With BTC value down 75% from its all-time excessive (ATH), the hash price too reached an all-time excessive as miners elevated efforts to make sure profitability within the vitality disaster.

BTC Miner capitulation reducing
The Hash Ribbon indicator chart above signifies that the worst of miner capitulation is over when the 30-day transferring common (MA) crosses the 60-day MA — switching from light-red to dark-red areas.
When this paradigm shift happens, a change from destructive to optimistic value momentum is anticipated, which traditionally reveals good shopping for alternatives (switching from dark-red again to white).
It’s suggestive that the worst of miner capitulation is sort of over as BTC turns bullish and breaks out in the direction of $19,000, in line with Glassnode information within the chart above analyzed by CryptoSlate.

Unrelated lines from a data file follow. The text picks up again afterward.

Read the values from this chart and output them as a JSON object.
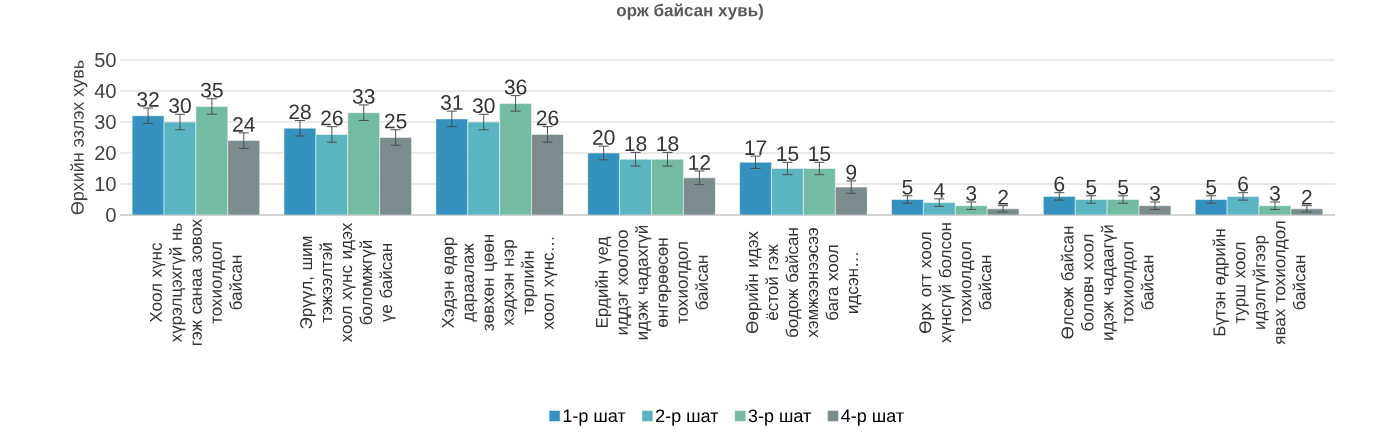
{
  "chart_data": {
    "type": "bar",
    "title": "орж байсан хувь)",
    "ylabel": "Өрхийн эзлэх хувь",
    "categories": [
      "Хоол хүнс хүрэлцэхгүй нь гэж санаа зовох тохиолдол байсан",
      "Эрүүл, шим тэжээлтэй хоол хүнс идэх боломжгүй үе байсан",
      "Хэдэн өдөр дараалаж зөвхөн цөөн хэдхэн нэр төрлийн хоол хүнс…",
      "Ердийн үед иддэг хоолоо идэж чадахгүй өнгөрөөсөн тохиолдол байсан",
      "Өөрийн идэх ёстой гэж бодож байсан хэмжээнээсээ бага хоол идсэн…",
      "Өрх огт хоол хүнсгүй болсон тохиолдол байсан",
      "Өлсөж байсан боловч хоол идэж чадаагүй тохиолдол байсан",
      "Бүтэн өдрийн турш хоол идэлгүйгээр явах тохиолдол байсан"
    ],
    "series": [
      {
        "name": "1-р шат",
        "color": "#3591bd",
        "values": [
          32,
          28,
          31,
          20,
          17,
          5,
          6,
          5
        ],
        "errors": [
          2.5,
          2.5,
          2.5,
          2.2,
          2,
          1.2,
          1.2,
          1.2
        ]
      },
      {
        "name": "2-р шат",
        "color": "#5bb4c2",
        "values": [
          30,
          26,
          30,
          18,
          15,
          4,
          5,
          6
        ],
        "errors": [
          2.5,
          2.5,
          2.5,
          2.2,
          2,
          1.2,
          1.2,
          1.2
        ]
      },
      {
        "name": "3-р шат",
        "color": "#74bba4",
        "values": [
          35,
          33,
          36,
          18,
          15,
          3,
          5,
          3
        ],
        "errors": [
          2.5,
          2.5,
          2.5,
          2.2,
          2,
          1.2,
          1.2,
          1.2
        ]
      },
      {
        "name": "4-р шат",
        "color": "#7a8c8e",
        "values": [
          24,
          25,
          26,
          12,
          9,
          2,
          3,
          2
        ],
        "errors": [
          2.5,
          2.5,
          2.5,
          2.2,
          2,
          1,
          1.2,
          1
        ]
      }
    ],
    "ylim": [
      0,
      50
    ],
    "yticks": [
      0,
      10,
      20,
      30,
      40,
      50
    ],
    "grid": "y",
    "legend": "bottom",
    "data_labels": true
  }
}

BTC miner provide promote strain abating
The full provide of BTC at present held in miner wallets has hit roughly 1.8 million BTC after a drawdown of roughly 30,000 BTC. This doesn’t straight point out that the BTC was offered however might, the truth is, have been moved to a different pockets for long-term storage.
In the meantime, miner spending has drastically decreased as switch quantity from miners to exchanges falls significantly, as proven within the chart beneath.

Miner promote strain has reached its lowest within the final three years as lower than 100 BTC is being offered on a seven-day MA. When in comparison with the vicious drawdown in 2022 — the place miners have been spending extra BTC than was being mined — all charts point out promoting strain is about to modify to purchase strain.